After the war, he rose up the official party ranks to become one of Vietnam’s leading military historians. As deputy director of the Institute of Military History, Colonel Ha and his editorial team would revisit the Pentagon Papers as they compiled the Ministry of Defense’s official military history of the war.
The nine-volume 2015 history showcases the importance of the papers on Vietnam’s official narrative of the war. The study appears all over the early volumes devoted to the origins of America’s war in Vietnam, as well as in the final volume, which puts forward the historical lessons for Vietnamese readers.
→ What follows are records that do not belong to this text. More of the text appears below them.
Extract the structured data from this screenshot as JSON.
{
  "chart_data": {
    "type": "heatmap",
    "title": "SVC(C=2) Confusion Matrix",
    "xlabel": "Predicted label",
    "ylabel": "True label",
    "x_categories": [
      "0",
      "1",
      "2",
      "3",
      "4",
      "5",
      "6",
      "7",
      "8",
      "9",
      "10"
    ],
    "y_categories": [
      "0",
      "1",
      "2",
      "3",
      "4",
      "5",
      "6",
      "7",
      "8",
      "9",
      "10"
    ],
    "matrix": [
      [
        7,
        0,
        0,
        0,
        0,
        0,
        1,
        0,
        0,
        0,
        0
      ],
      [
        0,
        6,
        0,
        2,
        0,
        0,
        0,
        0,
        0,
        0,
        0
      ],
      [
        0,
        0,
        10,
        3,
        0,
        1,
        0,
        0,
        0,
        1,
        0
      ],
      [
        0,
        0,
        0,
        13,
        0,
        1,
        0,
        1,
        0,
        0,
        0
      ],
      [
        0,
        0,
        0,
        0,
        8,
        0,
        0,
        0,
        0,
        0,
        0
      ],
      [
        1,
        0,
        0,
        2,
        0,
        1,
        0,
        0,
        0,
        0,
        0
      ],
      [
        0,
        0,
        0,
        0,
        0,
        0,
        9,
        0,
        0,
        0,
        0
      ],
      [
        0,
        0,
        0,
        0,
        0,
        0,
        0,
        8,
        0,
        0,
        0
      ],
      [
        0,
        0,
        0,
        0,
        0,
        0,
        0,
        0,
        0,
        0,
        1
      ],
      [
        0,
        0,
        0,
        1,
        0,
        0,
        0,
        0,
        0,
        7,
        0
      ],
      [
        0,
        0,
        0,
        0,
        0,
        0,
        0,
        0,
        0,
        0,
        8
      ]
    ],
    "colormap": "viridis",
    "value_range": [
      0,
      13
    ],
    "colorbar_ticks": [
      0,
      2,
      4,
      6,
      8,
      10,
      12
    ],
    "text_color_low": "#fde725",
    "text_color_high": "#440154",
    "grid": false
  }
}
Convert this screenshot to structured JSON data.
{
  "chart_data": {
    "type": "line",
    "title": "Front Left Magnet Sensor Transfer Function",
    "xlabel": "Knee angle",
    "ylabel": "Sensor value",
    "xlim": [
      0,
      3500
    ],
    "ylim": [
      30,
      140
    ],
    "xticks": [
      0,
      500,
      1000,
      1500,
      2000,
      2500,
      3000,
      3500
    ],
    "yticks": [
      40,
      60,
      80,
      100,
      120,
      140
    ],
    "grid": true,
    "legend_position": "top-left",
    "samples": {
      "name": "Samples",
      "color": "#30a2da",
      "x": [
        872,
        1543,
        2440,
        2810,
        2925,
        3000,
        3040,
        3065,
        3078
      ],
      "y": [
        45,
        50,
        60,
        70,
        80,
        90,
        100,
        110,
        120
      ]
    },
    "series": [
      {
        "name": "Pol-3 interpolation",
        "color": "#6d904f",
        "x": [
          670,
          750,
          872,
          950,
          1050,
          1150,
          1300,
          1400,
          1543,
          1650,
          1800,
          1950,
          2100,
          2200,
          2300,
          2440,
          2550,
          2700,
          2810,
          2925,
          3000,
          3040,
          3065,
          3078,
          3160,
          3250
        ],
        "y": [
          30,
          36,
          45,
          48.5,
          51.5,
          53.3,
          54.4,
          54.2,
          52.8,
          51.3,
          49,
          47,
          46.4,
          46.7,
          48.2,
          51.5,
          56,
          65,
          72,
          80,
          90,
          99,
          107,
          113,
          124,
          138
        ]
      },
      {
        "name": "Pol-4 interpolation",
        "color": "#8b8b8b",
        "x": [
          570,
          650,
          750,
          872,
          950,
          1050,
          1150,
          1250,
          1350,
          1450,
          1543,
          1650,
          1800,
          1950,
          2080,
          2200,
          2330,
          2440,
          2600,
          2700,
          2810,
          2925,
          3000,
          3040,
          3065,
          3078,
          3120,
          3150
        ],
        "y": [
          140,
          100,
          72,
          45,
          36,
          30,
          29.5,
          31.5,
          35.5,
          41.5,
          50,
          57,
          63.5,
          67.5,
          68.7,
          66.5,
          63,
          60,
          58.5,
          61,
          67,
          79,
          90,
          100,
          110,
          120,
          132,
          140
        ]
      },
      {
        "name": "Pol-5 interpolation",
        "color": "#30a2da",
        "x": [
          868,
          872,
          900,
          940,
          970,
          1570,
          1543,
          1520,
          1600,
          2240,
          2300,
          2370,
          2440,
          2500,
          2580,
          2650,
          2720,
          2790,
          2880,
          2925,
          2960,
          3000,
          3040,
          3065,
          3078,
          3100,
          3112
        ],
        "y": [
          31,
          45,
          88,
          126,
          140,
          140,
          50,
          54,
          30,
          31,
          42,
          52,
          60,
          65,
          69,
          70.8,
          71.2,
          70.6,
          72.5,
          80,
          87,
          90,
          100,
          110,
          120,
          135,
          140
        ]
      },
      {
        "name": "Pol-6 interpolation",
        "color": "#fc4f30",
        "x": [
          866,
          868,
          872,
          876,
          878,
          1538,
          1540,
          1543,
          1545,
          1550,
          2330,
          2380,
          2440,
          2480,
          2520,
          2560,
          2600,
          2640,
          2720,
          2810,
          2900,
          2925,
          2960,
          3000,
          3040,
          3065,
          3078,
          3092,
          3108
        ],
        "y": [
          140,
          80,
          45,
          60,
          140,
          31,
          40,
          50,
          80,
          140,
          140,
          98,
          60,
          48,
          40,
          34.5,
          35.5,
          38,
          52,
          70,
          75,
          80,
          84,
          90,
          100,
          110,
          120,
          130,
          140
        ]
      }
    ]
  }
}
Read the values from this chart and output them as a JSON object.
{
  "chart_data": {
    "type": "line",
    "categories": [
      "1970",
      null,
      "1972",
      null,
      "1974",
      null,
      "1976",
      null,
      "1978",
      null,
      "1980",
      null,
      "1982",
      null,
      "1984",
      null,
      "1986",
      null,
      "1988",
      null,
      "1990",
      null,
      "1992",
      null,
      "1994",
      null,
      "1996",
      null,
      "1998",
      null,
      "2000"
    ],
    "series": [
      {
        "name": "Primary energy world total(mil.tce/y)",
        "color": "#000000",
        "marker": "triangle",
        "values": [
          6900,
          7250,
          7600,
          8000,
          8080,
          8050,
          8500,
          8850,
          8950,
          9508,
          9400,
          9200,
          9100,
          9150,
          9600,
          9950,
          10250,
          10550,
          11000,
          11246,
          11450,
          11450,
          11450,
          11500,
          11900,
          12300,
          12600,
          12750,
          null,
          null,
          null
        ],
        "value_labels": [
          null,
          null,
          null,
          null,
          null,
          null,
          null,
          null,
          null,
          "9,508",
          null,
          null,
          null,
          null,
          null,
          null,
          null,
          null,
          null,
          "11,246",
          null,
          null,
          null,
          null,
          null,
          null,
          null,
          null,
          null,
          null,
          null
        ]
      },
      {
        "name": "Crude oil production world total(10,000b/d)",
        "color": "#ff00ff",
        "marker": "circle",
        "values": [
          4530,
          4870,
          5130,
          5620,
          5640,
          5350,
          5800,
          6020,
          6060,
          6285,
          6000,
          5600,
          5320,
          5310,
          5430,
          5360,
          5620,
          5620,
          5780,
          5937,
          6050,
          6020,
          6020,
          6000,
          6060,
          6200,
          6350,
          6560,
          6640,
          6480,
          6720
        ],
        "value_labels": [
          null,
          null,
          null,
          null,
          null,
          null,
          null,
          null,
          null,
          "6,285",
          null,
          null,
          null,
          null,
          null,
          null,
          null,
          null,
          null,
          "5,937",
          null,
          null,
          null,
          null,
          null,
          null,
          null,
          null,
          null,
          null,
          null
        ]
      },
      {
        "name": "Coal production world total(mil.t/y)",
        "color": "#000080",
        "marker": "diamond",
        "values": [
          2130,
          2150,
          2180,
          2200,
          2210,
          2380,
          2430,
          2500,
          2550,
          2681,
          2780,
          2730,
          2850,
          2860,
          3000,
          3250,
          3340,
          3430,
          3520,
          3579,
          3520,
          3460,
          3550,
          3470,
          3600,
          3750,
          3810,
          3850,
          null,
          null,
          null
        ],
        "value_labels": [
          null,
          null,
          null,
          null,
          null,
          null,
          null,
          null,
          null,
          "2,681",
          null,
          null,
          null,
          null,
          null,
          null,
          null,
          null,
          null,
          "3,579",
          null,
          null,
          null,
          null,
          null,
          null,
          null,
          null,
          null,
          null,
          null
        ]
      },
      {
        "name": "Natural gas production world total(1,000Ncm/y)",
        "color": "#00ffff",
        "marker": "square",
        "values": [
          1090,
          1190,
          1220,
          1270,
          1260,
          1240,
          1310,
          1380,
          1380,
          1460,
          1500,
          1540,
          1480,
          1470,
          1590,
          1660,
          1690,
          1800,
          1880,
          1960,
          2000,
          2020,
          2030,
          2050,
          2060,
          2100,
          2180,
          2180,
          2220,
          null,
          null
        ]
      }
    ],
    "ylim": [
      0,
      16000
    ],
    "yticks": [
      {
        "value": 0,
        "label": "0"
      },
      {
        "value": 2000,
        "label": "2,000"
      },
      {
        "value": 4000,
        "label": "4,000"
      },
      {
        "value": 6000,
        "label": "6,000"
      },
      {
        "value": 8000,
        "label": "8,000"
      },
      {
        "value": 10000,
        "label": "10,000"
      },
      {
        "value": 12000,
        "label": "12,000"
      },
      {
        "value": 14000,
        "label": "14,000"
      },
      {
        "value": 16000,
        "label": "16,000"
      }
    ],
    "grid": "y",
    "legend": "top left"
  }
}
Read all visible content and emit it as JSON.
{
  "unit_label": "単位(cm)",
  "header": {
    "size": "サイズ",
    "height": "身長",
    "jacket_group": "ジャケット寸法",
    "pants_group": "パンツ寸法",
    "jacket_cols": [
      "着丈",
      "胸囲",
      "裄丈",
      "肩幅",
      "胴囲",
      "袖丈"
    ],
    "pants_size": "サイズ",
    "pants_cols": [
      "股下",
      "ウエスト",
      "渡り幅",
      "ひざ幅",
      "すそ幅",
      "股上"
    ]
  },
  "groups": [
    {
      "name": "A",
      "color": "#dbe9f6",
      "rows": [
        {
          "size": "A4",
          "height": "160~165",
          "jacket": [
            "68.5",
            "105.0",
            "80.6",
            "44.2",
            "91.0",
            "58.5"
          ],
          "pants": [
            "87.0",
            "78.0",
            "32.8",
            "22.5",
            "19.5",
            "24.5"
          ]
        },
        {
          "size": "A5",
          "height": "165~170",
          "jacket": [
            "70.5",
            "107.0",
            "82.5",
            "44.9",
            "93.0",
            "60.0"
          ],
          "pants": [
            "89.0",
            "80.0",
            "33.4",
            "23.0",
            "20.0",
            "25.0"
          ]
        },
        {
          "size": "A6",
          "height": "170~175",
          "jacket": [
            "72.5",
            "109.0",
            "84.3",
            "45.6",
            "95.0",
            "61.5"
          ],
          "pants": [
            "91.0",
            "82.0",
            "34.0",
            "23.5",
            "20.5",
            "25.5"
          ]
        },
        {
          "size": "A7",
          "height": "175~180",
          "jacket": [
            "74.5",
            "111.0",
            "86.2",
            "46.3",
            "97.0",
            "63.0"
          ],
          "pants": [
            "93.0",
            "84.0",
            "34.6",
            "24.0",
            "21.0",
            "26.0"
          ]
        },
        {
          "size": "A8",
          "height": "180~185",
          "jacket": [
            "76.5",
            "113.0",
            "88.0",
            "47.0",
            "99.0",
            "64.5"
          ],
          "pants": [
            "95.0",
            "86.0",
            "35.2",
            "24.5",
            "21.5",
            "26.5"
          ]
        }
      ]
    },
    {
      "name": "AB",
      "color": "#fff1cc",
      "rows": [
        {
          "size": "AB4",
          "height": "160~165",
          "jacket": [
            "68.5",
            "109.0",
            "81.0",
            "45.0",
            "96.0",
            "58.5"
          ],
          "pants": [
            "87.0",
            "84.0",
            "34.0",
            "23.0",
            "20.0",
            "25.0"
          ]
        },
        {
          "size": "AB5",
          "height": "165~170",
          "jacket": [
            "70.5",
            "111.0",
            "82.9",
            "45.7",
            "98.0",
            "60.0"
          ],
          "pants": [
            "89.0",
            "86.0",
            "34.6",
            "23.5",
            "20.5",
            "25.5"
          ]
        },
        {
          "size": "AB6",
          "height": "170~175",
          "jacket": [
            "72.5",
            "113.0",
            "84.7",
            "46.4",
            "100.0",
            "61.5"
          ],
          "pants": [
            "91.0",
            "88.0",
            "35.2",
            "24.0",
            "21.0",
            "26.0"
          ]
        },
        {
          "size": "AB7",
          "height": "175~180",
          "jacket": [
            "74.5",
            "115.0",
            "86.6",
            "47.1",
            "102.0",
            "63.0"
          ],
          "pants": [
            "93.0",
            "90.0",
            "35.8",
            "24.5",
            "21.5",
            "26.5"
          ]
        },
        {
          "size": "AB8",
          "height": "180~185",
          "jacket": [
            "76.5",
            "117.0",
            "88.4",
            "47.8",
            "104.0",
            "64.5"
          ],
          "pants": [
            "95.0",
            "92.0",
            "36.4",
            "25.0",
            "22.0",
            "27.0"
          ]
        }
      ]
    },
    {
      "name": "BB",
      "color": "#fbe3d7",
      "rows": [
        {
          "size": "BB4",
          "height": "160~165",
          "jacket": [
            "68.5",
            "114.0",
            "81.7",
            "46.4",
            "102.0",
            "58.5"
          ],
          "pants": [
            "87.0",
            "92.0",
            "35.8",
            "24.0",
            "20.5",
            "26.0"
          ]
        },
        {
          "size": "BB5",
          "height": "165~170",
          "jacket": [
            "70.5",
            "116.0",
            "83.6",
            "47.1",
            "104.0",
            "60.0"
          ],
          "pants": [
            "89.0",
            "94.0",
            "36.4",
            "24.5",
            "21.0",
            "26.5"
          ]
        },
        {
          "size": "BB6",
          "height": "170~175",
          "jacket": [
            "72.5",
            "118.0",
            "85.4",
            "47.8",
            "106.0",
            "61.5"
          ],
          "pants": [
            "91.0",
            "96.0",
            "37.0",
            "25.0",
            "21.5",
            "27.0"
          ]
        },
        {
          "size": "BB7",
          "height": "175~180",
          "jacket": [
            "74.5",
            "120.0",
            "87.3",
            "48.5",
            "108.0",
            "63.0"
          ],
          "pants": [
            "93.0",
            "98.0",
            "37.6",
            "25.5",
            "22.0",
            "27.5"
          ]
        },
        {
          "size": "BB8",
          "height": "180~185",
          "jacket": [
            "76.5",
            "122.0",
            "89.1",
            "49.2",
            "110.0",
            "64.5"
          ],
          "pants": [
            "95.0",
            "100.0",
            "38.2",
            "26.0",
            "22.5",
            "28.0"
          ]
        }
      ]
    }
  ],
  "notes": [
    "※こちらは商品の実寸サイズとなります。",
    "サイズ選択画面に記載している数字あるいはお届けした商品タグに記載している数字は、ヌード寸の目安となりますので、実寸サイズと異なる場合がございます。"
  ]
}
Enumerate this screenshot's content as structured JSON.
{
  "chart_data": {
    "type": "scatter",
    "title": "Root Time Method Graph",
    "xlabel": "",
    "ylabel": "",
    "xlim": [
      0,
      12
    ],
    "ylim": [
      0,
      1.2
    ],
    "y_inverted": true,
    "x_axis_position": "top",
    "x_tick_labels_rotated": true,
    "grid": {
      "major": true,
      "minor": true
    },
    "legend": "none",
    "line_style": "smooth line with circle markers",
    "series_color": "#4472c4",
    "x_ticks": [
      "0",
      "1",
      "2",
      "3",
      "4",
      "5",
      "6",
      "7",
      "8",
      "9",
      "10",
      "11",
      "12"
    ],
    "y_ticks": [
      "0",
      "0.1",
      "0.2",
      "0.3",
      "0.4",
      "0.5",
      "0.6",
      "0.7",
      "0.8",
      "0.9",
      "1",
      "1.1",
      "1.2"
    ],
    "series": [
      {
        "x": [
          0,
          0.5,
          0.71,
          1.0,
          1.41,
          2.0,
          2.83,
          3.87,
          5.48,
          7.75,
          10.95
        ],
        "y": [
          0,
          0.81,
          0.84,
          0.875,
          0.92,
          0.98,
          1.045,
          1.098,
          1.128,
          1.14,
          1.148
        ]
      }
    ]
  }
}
“Just as reading the Pentagon Papers in 1971 allowed Vietnamese leaders and soldiers to grasp the policies and actions of the U.S. government,” Colonel Ha said, “its unorthodox release revealed the extent to which antiwar sentiments were held by politicians, activists and the general public.”
Prof. Pham Quang Minh was only 9 when the Pentagon Papers first appeared in Vietnam and, without access to Communist Party records, he can only speculate that the study had an “indirect effect” on the North Vietnamese leadership preoccupied with peace negotiations.
“Nonetheless, the Pentagon Papers must have revealed to them America’s weaknesses and how they could capitalize on those weaknesses,” he said.
Professor Minh spoke with more authority regarding the leaked study’s importance on the Vietnamese academy today. As one-time rector and head of faculty at the University of Social Sciences and Humanities in Hanoi, Professor Minh credits the Pentagon Papers more than any other document with educating him and his colleagues about America’s war in Vietnam. No other original source compares.